MEXICO CITY (AP) — Mexico’s anti-monopoly regulators on Monday imposed special conditions for a 10-year period on Walmart’s Mexican subsidiary for allegedly squeezing suppliers.
The decision follows a related $4.6 million fine imposed by regulators, known as the Federal Competition Commission, for alleged monopolistic practices. Walmart de Mexico said last week it plans to appeal the fine.
The company did not immediately comment on Monday’s announcement.
The Federal Competition Commission said Walmart should refrain from pressuring suppliers to grant discounts to competitors, among other things.
“For thirteen years, Walmart used its market power to impose unlawful conditions on its suppliers, gaining illegal advantages over its competitors,” the commission wrote in a statement.

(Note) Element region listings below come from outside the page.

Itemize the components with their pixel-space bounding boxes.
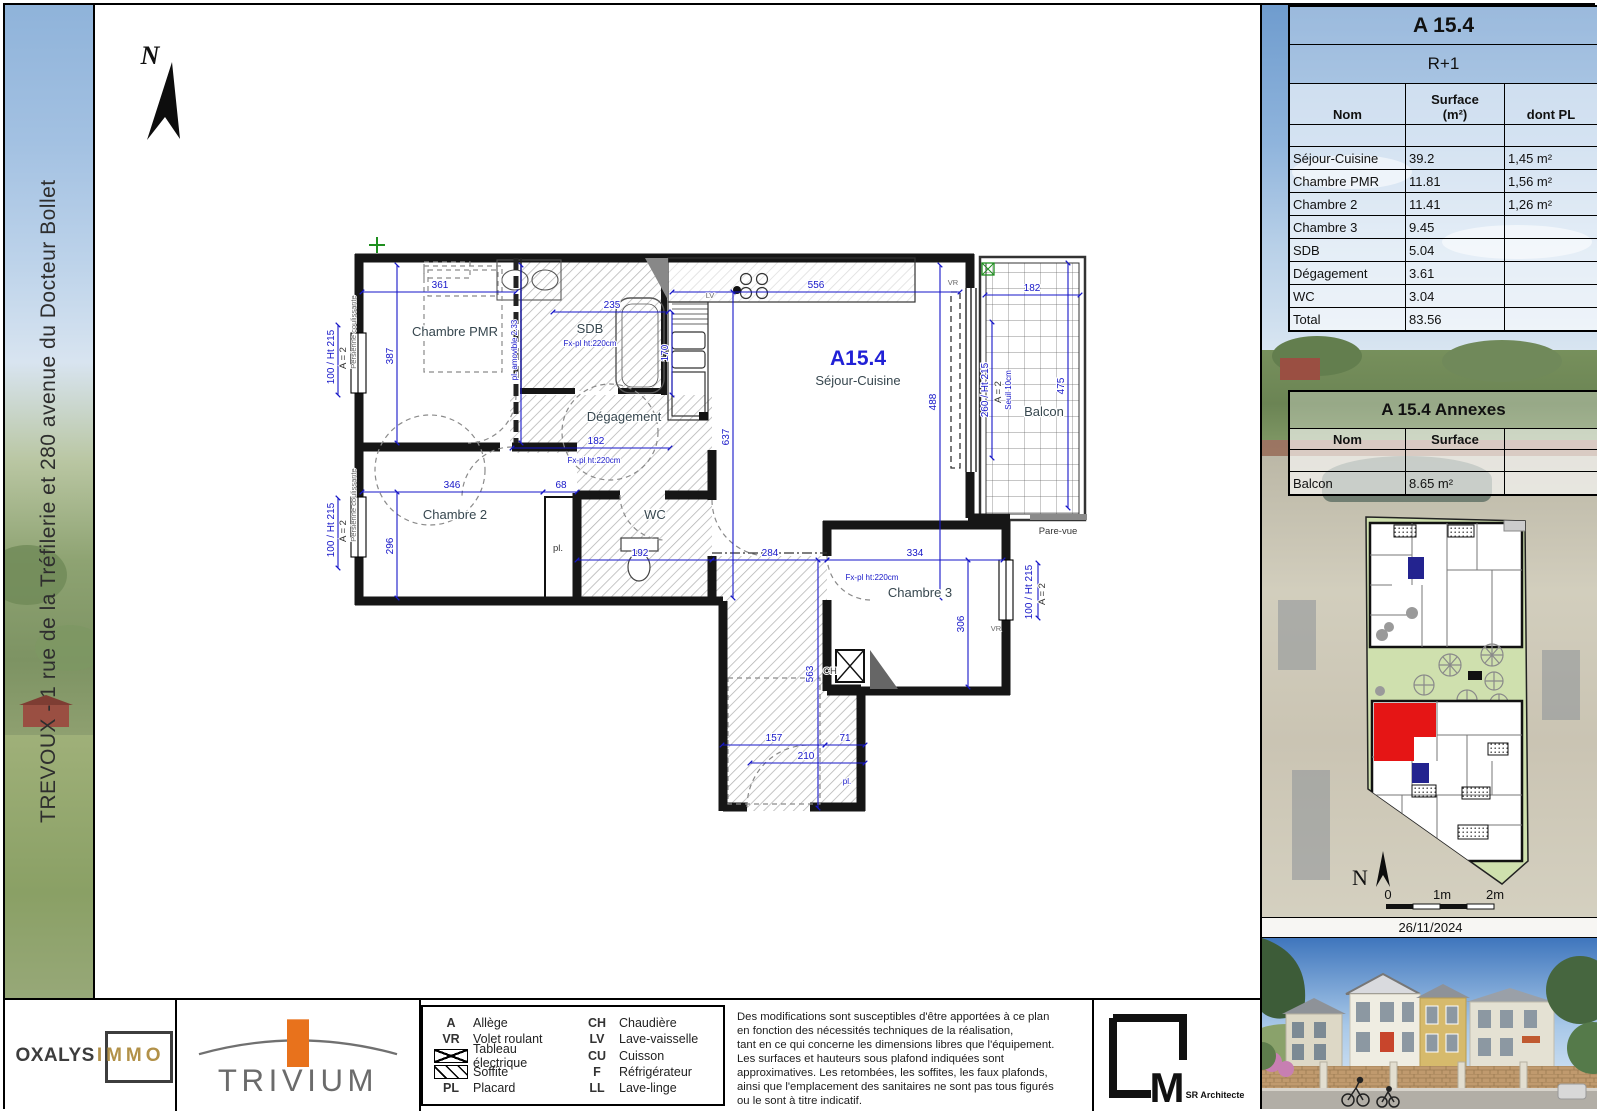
table-cell: Dégagement [1290,262,1406,284]
dimension-label: Fx-pl ht:220cm [846,573,899,582]
site-key-plan: N 0 1m 2m [1262,495,1597,917]
table-row: Total83.56 [1290,308,1597,330]
table-cell: Balcon [1290,472,1406,494]
scale-bar [1386,904,1494,909]
dimension-label: 488 [928,393,939,410]
van-shape [1558,1084,1586,1099]
legend-label: Lave-vaisselle [619,1032,698,1046]
table-row: SDB5.04 [1290,239,1597,262]
dimension-label: LV [706,291,715,300]
spacer-row [1290,450,1597,472]
dimension-label: 475 [1056,377,1067,394]
oxalys-text: OXALYS [15,1045,94,1066]
dimension-label: CH [823,666,837,677]
unit-table-rows: Séjour-Cuisine39.21,45 m²Chambre PMR11.8… [1290,147,1597,330]
table-cell [1505,472,1597,494]
table-cell: 83.56 [1406,308,1505,330]
trivium-logo-box: TRIVIUM [177,1000,421,1111]
dimension-label: pl. amovible 2.33 [510,319,519,380]
dimension-label: 192 [632,548,649,559]
dimension-label: 387 [385,347,396,364]
legend-item: LLLave-linge [575,1080,717,1096]
legend-box: AAllègeVRVolet roulantTableau électrique… [421,1005,725,1106]
legend-item: Soffite [429,1065,571,1081]
disclaimer-text: Des modifications sont susceptibles d'êt… [737,1010,1075,1108]
annex-title: A 15.4 Annexes [1290,392,1597,429]
boiler [836,650,898,689]
room-label: WC [644,507,666,522]
legend-right-column: CHChaudièreLVLave-vaisselleCUCuissonFRéf… [575,1015,717,1096]
table-cell: 8.65 m² [1406,472,1505,494]
dimension-label: pl. [553,543,563,554]
dimension-label: pl. [843,777,851,786]
legend-label: Soffite [473,1065,508,1079]
legend-item: FRéfrigérateur [575,1064,717,1080]
room-label: Chambre PMR [412,324,498,339]
table-cell [1505,262,1597,284]
legend-label: Allège [473,1016,508,1030]
dimension-label: 71 [839,733,851,744]
drainer-lines [672,304,708,324]
architect-subtext: SR Architecte [1186,1090,1245,1100]
table-cell: 39.2 [1406,147,1505,169]
table-cell [1505,239,1597,261]
building-render-photo [1262,938,1597,1109]
key-north-arrow [1376,851,1390,887]
room-label: Dégagement [587,409,662,424]
annex-col-surface: Surface [1406,429,1505,449]
plan-date: 26/11/2024 [1262,917,1597,938]
dimension-label: 100 / Ht 215 [326,329,337,384]
dimension-label: 637 [721,428,732,445]
unit-surface-table: A 15.4 R+1 Nom Surface(m²) dont PL Séjou… [1288,5,1597,332]
sliding-bay-window [951,288,978,472]
legend-label: Cuisson [619,1049,664,1063]
table-row: Balcon8.65 m² [1290,472,1597,494]
dimension-label: 182 [588,436,605,447]
floor-plan-svg: Chambre PMRSDBFx-pl ht:220cmDégagementCh… [95,5,1260,998]
table-cell: 1,45 m² [1505,147,1597,169]
table-cell: Chambre 2 [1290,193,1406,215]
dimension-label: Pare-vue [1039,526,1078,537]
dimension-label: A = 2 [338,347,349,369]
table-row: Chambre 39.45 [1290,216,1597,239]
legend-item: AAllège [429,1015,571,1031]
dimension-label: 284 [762,548,779,559]
dimension-label: 235 [604,300,621,311]
table-cell: 5.04 [1406,239,1505,261]
unit-id: A 15.4 [1290,7,1597,45]
room-label: A15.4 [830,347,886,370]
table-cell: Total [1290,308,1406,330]
legend-label: Réfrigérateur [619,1065,692,1079]
table-row: Chambre PMR11.811,56 m² [1290,170,1597,193]
volet-roulant-box [951,292,960,468]
dimension-label: 68 [555,480,567,491]
dimension-label: 210 [798,751,815,762]
col-header-dont-pl: dont PL [1505,84,1597,124]
legend-label: Lave-linge [619,1081,677,1095]
spacer-row [1290,125,1597,147]
floor-plan-area: Chambre PMRSDBFx-pl ht:220cmDégagementCh… [95,5,1260,998]
tree-blob [1442,340,1562,382]
floor-level: R+1 [1290,45,1597,84]
dimension-label: 296 [385,537,396,554]
table-cell: Chambre PMR [1290,170,1406,192]
table-cell: 11.81 [1406,170,1505,192]
dimension-label: 260 / Ht 215 [980,362,991,417]
dimension-label: Fx-pl ht:220cm [568,456,621,465]
dimension-label: 100 / Ht 215 [326,502,337,557]
legend-item: PLPlacard [429,1080,571,1096]
electrical-panel-icon [434,1049,468,1063]
annex-table-rows: Balcon8.65 m² [1290,472,1597,494]
dimension-label: 563 [805,665,816,682]
legend-item: LVLave-vaisselle [575,1031,717,1047]
sink-bowl [672,351,705,368]
col-header-nom: Nom [1290,84,1406,124]
key-north-label: N [1352,865,1368,890]
left-photo-strip: TREVOUX - 1 rue de la Tréfilerie et 280 … [5,5,95,998]
room-label: Balcon [1024,404,1064,419]
oxalys-logo: OXALYSIMMO [15,1045,164,1067]
scale-1m: 1m [1433,887,1451,902]
house-roof-shape [1280,358,1320,380]
trivium-logo: TRIVIUM [188,1010,408,1102]
table-cell: WC [1290,285,1406,307]
dimension-label: A = 2 [1037,583,1048,605]
table-cell: 1,56 m² [1505,170,1597,192]
col-header-surface: Surface(m²) [1406,84,1505,124]
tree-icon [1439,654,1461,676]
table-cell: Chambre 3 [1290,216,1406,238]
table-row: Séjour-Cuisine39.21,45 m² [1290,147,1597,170]
table-row: Dégagement3.61 [1290,262,1597,285]
tree-icon [1485,672,1503,690]
oxalys-logo-box: OXALYSIMMO [5,1000,177,1111]
table-cell: 1,26 m² [1505,193,1597,215]
table-cell: 3.61 [1406,262,1505,284]
dimension-label: A = 2 [993,381,1004,403]
dimension-label: 306 [956,615,967,632]
project-address-title: TREVOUX - 1 rue de la Tréfilerie et 280 … [5,5,93,998]
dimension-label: N [140,41,161,70]
tree-icon [1414,675,1434,695]
table-cell [1505,308,1597,330]
scale-2m: 2m [1486,887,1504,902]
dimension-label: Fx-pl ht:220cm [564,339,617,348]
dimension-label: Persienne coulissante [349,295,358,368]
tree-icon [1481,644,1503,666]
dimension-label: Seuil 10cm [1004,370,1013,410]
legend-item: CHChaudière [575,1015,717,1031]
table-cell: Séjour-Cuisine [1290,147,1406,169]
cooktop-knob [733,286,741,294]
table-row: WC3.04 [1290,285,1597,308]
dimension-label: Persienne coulissante [349,468,358,541]
legend-label: Placard [473,1081,515,1095]
architect-logo: M SR Architecte [1103,1008,1263,1106]
legend-item: CUCuisson [575,1047,717,1063]
dimension-label: 346 [444,480,461,491]
plan-labels: Chambre PMRSDBFx-pl ht:220cmDégagementCh… [140,41,1078,786]
legend-label: Chaudière [619,1016,677,1030]
soffit-icon [434,1065,468,1079]
dimension-label: 157 [766,733,783,744]
stairwell-top [1408,557,1424,579]
stairwell-bottom [1412,763,1429,783]
title-block: OXALYSIMMO TRIVIUM AAllègeVRVolet roulan… [5,998,1260,1109]
dimension-label: 170 [660,344,671,361]
table-cell [1505,216,1597,238]
table-cell: 11.41 [1406,193,1505,215]
oxalys-immo-text: IMMO [95,1045,165,1066]
dimension-label: 100 / Ht 215 [1024,564,1035,619]
table-cell [1505,285,1597,307]
divider-line [1092,1000,1094,1111]
dimension-label: 556 [808,280,825,291]
legend-item: Tableau électrique [429,1047,571,1065]
annex-table: A 15.4 Annexes Nom Surface Balcon8.65 m² [1288,390,1597,496]
plan-sheet: TREVOUX - 1 rue de la Tréfilerie et 280 … [0,0,1600,1114]
sink-bowl [672,332,705,349]
table-row: Chambre 211.411,26 m² [1290,193,1597,216]
table-cell: SDB [1290,239,1406,261]
room-label: Chambre 3 [888,585,952,600]
north-arrow [147,62,180,140]
table-cell: 3.04 [1406,285,1505,307]
legend-left-column: AAllègeVRVolet roulantTableau électrique… [429,1015,571,1096]
room-label: Chambre 2 [423,507,487,522]
dimension-label: VR [948,278,959,287]
dimension-label: 334 [907,548,924,559]
room-label: SDB [577,321,604,336]
dimension-label: VR [991,624,1002,633]
svg-text:TRIVIUM: TRIVIUM [218,1062,378,1097]
dimension-label: A = 2 [338,520,349,542]
architect-m: M [1150,1064,1185,1106]
table-cell: 9.45 [1406,216,1505,238]
annex-col-nom: Nom [1290,429,1406,449]
room-label: Séjour-Cuisine [815,373,900,388]
scale-0: 0 [1384,887,1391,902]
dimension-label: 182 [1024,283,1041,294]
right-panel: A 15.4 R+1 Nom Surface(m²) dont PL Séjou… [1260,5,1597,1109]
dimension-label: 361 [432,280,449,291]
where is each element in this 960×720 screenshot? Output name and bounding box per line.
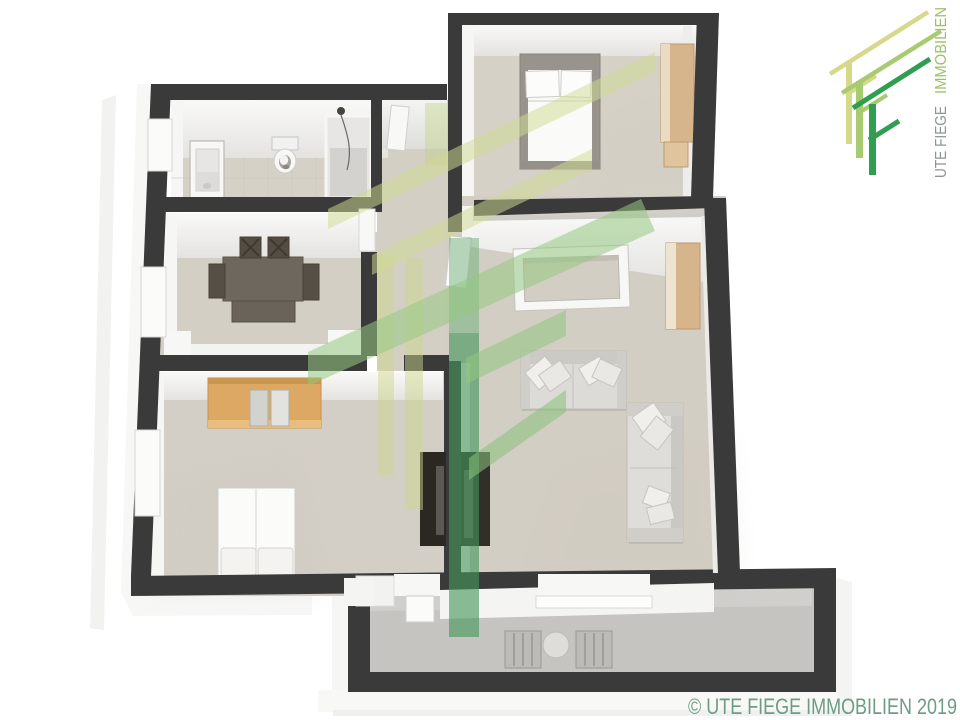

“Walmart had a system in place that allowed it to impose discretionary discounts to force its suppliers not to give better prices or terms to other stores, which seriously affected them, especially small and medium-sized stores,” the statement said.
Walmart de Mexico – by far the largest retail chain in Mexico – described the case as unfair and claimed it contained ‘errors in the application of the law’.
The soon-to-be-disbanded anti-monopoly agency imposed the fine after at least one rival retailer accused Walmart of using its substantial purchasing power to extract discounts that disadvantage other sellers.
Shares of Walmart de Mexico fell about 2.5% on the Mexican stock exchange on Monday.